The Supreme Tax Court held that the Austrian parent company was entitled to interest in accordance with EU law. The court considers the ECJ decision in the case Gräfendorfer Geflügel und Tiefkühlfeinkost (joint cases: C415/20, C419/20 und C427/20, Rz 64) and Dyrektor Izby Administracji Skarbowej we Wrocławiu (C-322/22, RZ 32 ff.) to be applicable in this context because the ECJ explicitly specified in these rulings how reasonable compensation is to be calculated. Key statement of the ECJ: The interest period runs from the payment of the respective advance payment to the refund of the unduly levied tax. The obligation to pay interest extends to the entire period during which the amount was not available for the taxpayer.

In cases where a refund of withholding tax is applied for want of a prior exemption certificate and where a refund is denied in breach of EU law, the interest period commences three months after the submission of a formal and valid refund application. It ends on the day the tax is reimbursed. In cases where – also in violation of EU law - an exemption certificate is subsequently revoked by the FCTO with reference to Section 50d (3) ITA, the interest period runs from the date on which the tax is withheld by the AG and ends on the date the tax is repaid. Finally, the Supreme Tax Court clarified that the interest for the respective interest periods must be calculated to the day and at 6% p.a. for interest periods prior to 1 January 2019.

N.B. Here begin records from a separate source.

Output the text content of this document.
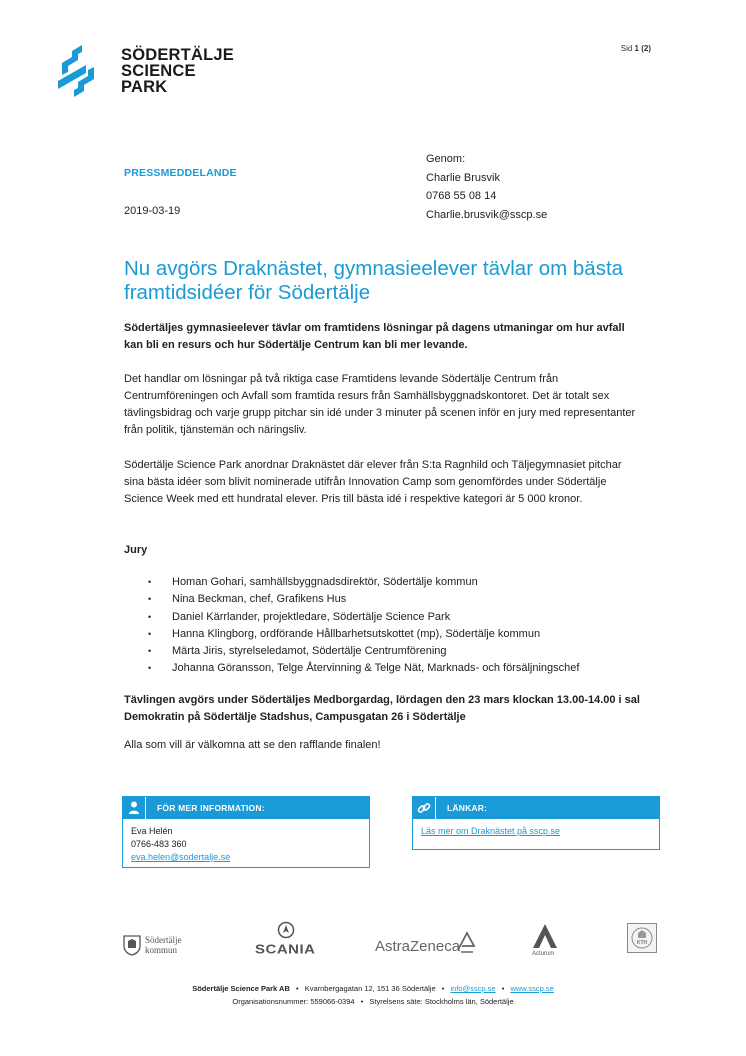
SÖDERTÄLJE
SCIENCE
PARK
Sid 1 (2)
PRESSMEDDELANDE
2019-03-19
Genom:
Charlie Brusvik
0768 55 08 14
Charlie.brusvik@sscp.se
Nu avgörs Draknästet, gymnasieelever tävlar om bästa framtidsidéer för Södertälje
Södertäljes gymnasieelever tävlar om framtidens lösningar på dagens utmaningar om hur avfall kan bli en resurs och hur Södertälje Centrum kan bli mer levande.
Det handlar om lösningar på två riktiga case Framtidens levande Södertälje Centrum från Centrumföreningen och Avfall som framtida resurs från Samhällsbyggnadskontoret. Det är totalt sex tävlingsbidrag och varje grupp pitchar sin idé under 3 minuter på scenen inför en jury med representanter från politik, tjänstemän och näringsliv.
Södertälje Science Park anordnar Draknästet där elever från S:ta Ragnhild och Täljegymnasiet pitchar sina bästa idéer som blivit nominerade utifrån Innovation Camp som genomfördes under Södertälje Science Week med ett hundratal elever. Pris till bästa idé i respektive kategori är 5 000 kronor.
Jury
• Homan Gohari, samhällsbyggnadsdirektör, Södertälje kommun
• Nina Beckman, chef, Grafikens Hus
• Daniel Kärrlander, projektledare, Södertälje Science Park
• Hanna Klingborg, ordförande Hållbarhetsutskottet (mp), Södertälje kommun
• Märta Jiris, styrelseledamot, Södertälje Centrumförening
• Johanna Göransson, Telge Återvinning & Telge Nät, Marknads- och försäljningschef
Tävlingen avgörs under Södertäljes Medborgardag, lördagen den 23 mars klockan 13.00-14.00 i sal Demokratin på Södertälje Stadshus, Campusgatan 26 i Södertälje
Alla som vill är välkomna att se den rafflande finalen!
FÖR MER INFORMATION:
Eva Helén
0766-483 360
eva.helen@sodertalje.se
LÄNKAR:
Läs mer om Draknästet på sscp.se
Södertälje
kommun	SCANIA	AstraZeneca	Acturum
KTH
Södertälje Science Park AB • Kvarnbergagatan 12, 151 36 Södertälje • info@sscp.se • www.sscp.se
Organisationsnummer: 559066-0394 • Styrelsens säte: Stockholms län, Södertälje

The tax court of first instance based the determination of the plaintiff's claims on interest periods that were too short. The Supreme Tax Court did not consider the (initial interest-free) time of four months and 10 days spent by the FCTO to process the application to be appropriate. Rather, Section 50d (2) sentences 6 and 7 ITA (as valid at the time) specifies that the FCTO must decide on the application for a tax certificate within three months. The deadline commences following the submission to the FCTO of all evidence required to decide on the refund application.

Source:

Supreme Tax Court decision of 25 February 2025 VIII R 32/21 - published on 15 May 2025.